I was recently reminded of a traditional Sicilian recipe called “pasta con le sarde,” which means pasta with sardines. The combination of the fragrant wild fennel, the creaminess of the toasted pine nuts, and the saltiness of the sardines creates flavor that will take you to the Mediterranean Sea. Go to your local Italian specialty store and look for the perfect wine pairing of Corvo Bianco--you’ll be glad you did.
Bring a large pot of water to a boil, add the chopped fennel and boil for 20 minutes.
Remove the fennel and reserve the cooking water.
Chop the fennel into 1-inch pieces and set aside.
Pour the olive oil into a large sauté pan over a medium heat.
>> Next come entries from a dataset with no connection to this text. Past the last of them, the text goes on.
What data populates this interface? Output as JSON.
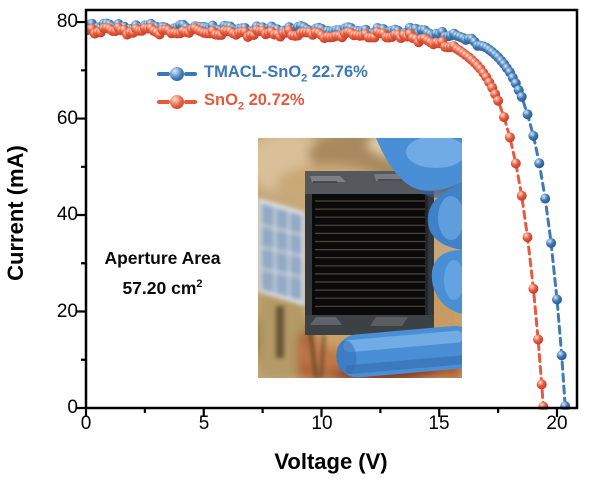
{
  "figure": {
    "x_axis": {
      "label": "Voltage (V)",
      "tick_labels": [
        "0",
        "5",
        "10",
        "15",
        "20"
      ],
      "tick_values": [
        0,
        5,
        10,
        15,
        20
      ],
      "minor_ticks": [
        2.5,
        7.5,
        12.5,
        17.5
      ]
    },
    "y_axis": {
      "label": "Current (mA)",
      "tick_labels": [
        "0",
        "20",
        "40",
        "60",
        "80"
      ],
      "tick_values": [
        0,
        20,
        40,
        60,
        80
      ],
      "minor_ticks": [
        10,
        30,
        50,
        70
      ]
    }
  },
  "legend": {
    "items": [
      {
        "name": "TMACL-SnO",
        "sub": "2",
        "suffix": " 22.76%",
        "color": "#3c78b6"
      },
      {
        "name": "SnO",
        "sub": "2",
        "suffix": " 20.72%",
        "color": "#e7593c"
      }
    ]
  },
  "annotation": {
    "line1": "Aperture Area",
    "line2": "57.20 cm",
    "line2_sup": "2"
  },
  "inset": {
    "content": "photo: dark solar module held by blue nitrile glove, rooftop solar panel and blurred ground in background"
  },
  "chart_data": {
    "type": "line+scatter (I-V curves)",
    "title": "",
    "xlabel": "Voltage (V)",
    "ylabel": "Current (mA)",
    "xlim": [
      0,
      20.85
    ],
    "ylim": [
      0,
      82.5
    ],
    "grid": false,
    "legend_position": "upper center",
    "series": [
      {
        "name": "TMACL-SnO2 22.76%",
        "color": "#3e7ab7",
        "color_dark": "#27578d",
        "color_light": "#d9eaf8",
        "noise": 0.45,
        "points": [
          [
            0,
            79.4
          ],
          [
            0.5,
            78.9
          ],
          [
            1,
            79.5
          ],
          [
            1.5,
            79.0
          ],
          [
            2,
            78.5
          ],
          [
            2.5,
            79.3
          ],
          [
            3,
            79.0
          ],
          [
            3.5,
            78.5
          ],
          [
            4,
            79.4
          ],
          [
            4.5,
            78.6
          ],
          [
            5,
            79.0
          ],
          [
            5.5,
            78.5
          ],
          [
            6,
            79.1
          ],
          [
            6.5,
            78.6
          ],
          [
            7,
            78.1
          ],
          [
            7.5,
            78.9
          ],
          [
            8,
            78.6
          ],
          [
            8.5,
            78.1
          ],
          [
            9,
            79.0
          ],
          [
            9.5,
            78.2
          ],
          [
            10,
            78.6
          ],
          [
            10.5,
            78.1
          ],
          [
            11,
            78.7
          ],
          [
            11.5,
            78.2
          ],
          [
            12,
            77.7
          ],
          [
            12.5,
            78.5
          ],
          [
            13,
            78.2
          ],
          [
            13.5,
            77.7
          ],
          [
            14,
            78.6
          ],
          [
            14.5,
            77.8
          ],
          [
            15,
            77.5
          ],
          [
            15.5,
            77.2
          ],
          [
            16,
            76.7
          ],
          [
            16.5,
            75.9
          ],
          [
            17,
            74.7
          ],
          [
            17.25,
            73.8
          ],
          [
            17.5,
            72.7
          ],
          [
            17.75,
            71.3
          ],
          [
            18,
            69.6
          ],
          [
            18.25,
            67.3
          ],
          [
            18.5,
            64.5
          ],
          [
            18.75,
            60.9
          ],
          [
            19,
            56.4
          ],
          [
            19.25,
            50.7
          ],
          [
            19.5,
            43.4
          ],
          [
            19.75,
            34.2
          ],
          [
            20,
            22.5
          ],
          [
            20.2,
            10.9
          ],
          [
            20.35,
            0.4
          ]
        ]
      },
      {
        "name": "SnO2 20.72%",
        "color": "#e75a3d",
        "color_dark": "#bf3a22",
        "color_light": "#fcdccd",
        "noise": 0.45,
        "points": [
          [
            0,
            78.3
          ],
          [
            0.5,
            77.9
          ],
          [
            1,
            78.6
          ],
          [
            1.5,
            78.3
          ],
          [
            2,
            77.8
          ],
          [
            2.5,
            78.7
          ],
          [
            3,
            77.9
          ],
          [
            3.5,
            78.3
          ],
          [
            4,
            77.7
          ],
          [
            4.5,
            78.4
          ],
          [
            5,
            77.8
          ],
          [
            5.5,
            77.4
          ],
          [
            6,
            78.1
          ],
          [
            6.5,
            77.8
          ],
          [
            7,
            77.3
          ],
          [
            7.5,
            78.2
          ],
          [
            8,
            77.4
          ],
          [
            8.5,
            77.8
          ],
          [
            9,
            77.2
          ],
          [
            9.5,
            77.9
          ],
          [
            10,
            77.3
          ],
          [
            10.5,
            76.9
          ],
          [
            11,
            77.6
          ],
          [
            11.5,
            77.3
          ],
          [
            12,
            76.8
          ],
          [
            12.5,
            77.7
          ],
          [
            13,
            76.9
          ],
          [
            13.5,
            77.3
          ],
          [
            14,
            76.5
          ],
          [
            14.5,
            76.2
          ],
          [
            15,
            75.6
          ],
          [
            15.5,
            74.8
          ],
          [
            16,
            73.6
          ],
          [
            16.25,
            72.7
          ],
          [
            16.5,
            71.6
          ],
          [
            16.75,
            70.3
          ],
          [
            17,
            68.6
          ],
          [
            17.25,
            66.4
          ],
          [
            17.5,
            63.7
          ],
          [
            17.75,
            60.3
          ],
          [
            18,
            56.1
          ],
          [
            18.25,
            50.7
          ],
          [
            18.5,
            44.0
          ],
          [
            18.75,
            35.4
          ],
          [
            19,
            24.7
          ],
          [
            19.2,
            14.2
          ],
          [
            19.35,
            4.9
          ],
          [
            19.42,
            0.3
          ]
        ]
      }
    ]
  }
}
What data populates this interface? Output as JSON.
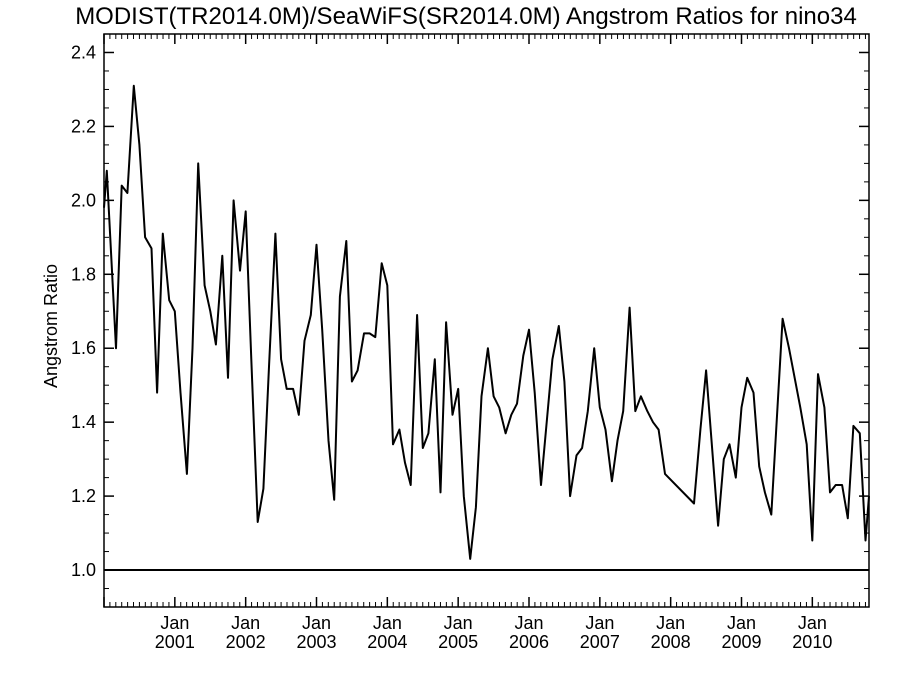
{
  "chart_data": {
    "type": "line",
    "title": "MODIST(TR2014.0M)/SeaWiFS(SR2014.0M)  Angstrom Ratios for nino34",
    "xlabel": "",
    "ylabel": "Angstrom Ratio",
    "xlim": [
      2000.0,
      2010.8
    ],
    "ylim": [
      0.9,
      2.45
    ],
    "yticks": [
      1.0,
      1.2,
      1.4,
      1.6,
      1.8,
      2.0,
      2.2,
      2.4
    ],
    "ytick_labels": [
      "1.0",
      "1.2",
      "1.4",
      "1.6",
      "1.8",
      "2.0",
      "2.2",
      "2.4"
    ],
    "xticks": [
      2001,
      2002,
      2003,
      2004,
      2005,
      2006,
      2007,
      2008,
      2009,
      2010
    ],
    "xtick_month": [
      "Jan",
      "Jan",
      "Jan",
      "Jan",
      "Jan",
      "Jan",
      "Jan",
      "Jan",
      "Jan",
      "Jan"
    ],
    "xtick_year": [
      "2001",
      "2002",
      "2003",
      "2004",
      "2005",
      "2006",
      "2007",
      "2008",
      "2009",
      "2010"
    ],
    "reference_line": 1.0,
    "grid": false,
    "series": [
      {
        "x": [
          2000.0,
          2000.04,
          2000.17,
          2000.25,
          2000.33,
          2000.42,
          2000.5,
          2000.58,
          2000.67,
          2000.75,
          2000.83,
          2000.92,
          2001.0,
          2001.08,
          2001.17,
          2001.25,
          2001.33,
          2001.42,
          2001.5,
          2001.58,
          2001.67,
          2001.75,
          2001.83,
          2001.92,
          2002.0,
          2002.08,
          2002.17,
          2002.25,
          2002.33,
          2002.42,
          2002.5,
          2002.58,
          2002.67,
          2002.75,
          2002.83,
          2002.92,
          2003.0,
          2003.08,
          2003.17,
          2003.25,
          2003.33,
          2003.42,
          2003.5,
          2003.58,
          2003.67,
          2003.75,
          2003.83,
          2003.92,
          2004.0,
          2004.08,
          2004.17,
          2004.25,
          2004.33,
          2004.42,
          2004.5,
          2004.58,
          2004.67,
          2004.75,
          2004.83,
          2004.92,
          2005.0,
          2005.08,
          2005.17,
          2005.25,
          2005.33,
          2005.42,
          2005.5,
          2005.58,
          2005.67,
          2005.75,
          2005.83,
          2005.92,
          2006.0,
          2006.08,
          2006.17,
          2006.25,
          2006.33,
          2006.42,
          2006.5,
          2006.58,
          2006.67,
          2006.75,
          2006.83,
          2006.92,
          2007.0,
          2007.08,
          2007.17,
          2007.25,
          2007.33,
          2007.42,
          2007.5,
          2007.58,
          2007.67,
          2007.75,
          2007.83,
          2007.92,
          2008.33,
          2008.42,
          2008.5,
          2008.67,
          2008.75,
          2008.83,
          2008.92,
          2009.0,
          2009.08,
          2009.17,
          2009.25,
          2009.33,
          2009.42,
          2009.58,
          2009.67,
          2009.83,
          2009.92,
          2010.0,
          2010.08,
          2010.17,
          2010.25,
          2010.33,
          2010.42,
          2010.5,
          2010.58,
          2010.67,
          2010.75,
          2010.8
        ],
        "values": [
          1.98,
          2.08,
          1.6,
          2.04,
          2.02,
          2.31,
          2.15,
          1.9,
          1.87,
          1.48,
          1.91,
          1.73,
          1.7,
          1.48,
          1.26,
          1.6,
          2.1,
          1.77,
          1.7,
          1.61,
          1.85,
          1.52,
          2.0,
          1.81,
          1.97,
          1.57,
          1.13,
          1.22,
          1.55,
          1.91,
          1.57,
          1.49,
          1.49,
          1.42,
          1.62,
          1.69,
          1.88,
          1.65,
          1.35,
          1.19,
          1.74,
          1.89,
          1.51,
          1.54,
          1.64,
          1.64,
          1.63,
          1.83,
          1.77,
          1.34,
          1.38,
          1.29,
          1.23,
          1.69,
          1.33,
          1.37,
          1.57,
          1.21,
          1.67,
          1.42,
          1.49,
          1.2,
          1.03,
          1.17,
          1.47,
          1.6,
          1.47,
          1.44,
          1.37,
          1.42,
          1.45,
          1.58,
          1.65,
          1.48,
          1.23,
          1.4,
          1.57,
          1.66,
          1.51,
          1.2,
          1.31,
          1.33,
          1.43,
          1.6,
          1.44,
          1.38,
          1.24,
          1.35,
          1.43,
          1.71,
          1.43,
          1.47,
          1.43,
          1.4,
          1.38,
          1.26,
          1.18,
          1.38,
          1.54,
          1.12,
          1.3,
          1.34,
          1.25,
          1.44,
          1.52,
          1.48,
          1.28,
          1.21,
          1.15,
          1.68,
          1.6,
          1.44,
          1.34,
          1.08,
          1.53,
          1.44,
          1.21,
          1.23,
          1.23,
          1.14,
          1.39,
          1.37,
          1.08,
          1.2
        ]
      }
    ]
  }
}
Add the onions and sauté for 5 minutes or until translucent. Stir in the anchovy fillets and let them dissolve for about 1 minute.
Add the sardines and 2 ladles of the reserved fennel water. Stir for a few minutes, then add the toasted pine nuts, saffron, salt, and pepper. Cook gently for 5 minutes.
Add the fennel to the sardine mixture and 2 more ladles of fennel water to form a medium-thick sauce.
Bring the reserved fennel water back to a boil. Add plenty of salt and more water if necessary, then add the bucatini and cook until al dente, about 8 to 9 minutes.
Drain the bucatini and mix with the sardine sauce. Let it rest for 5 minutes before serving.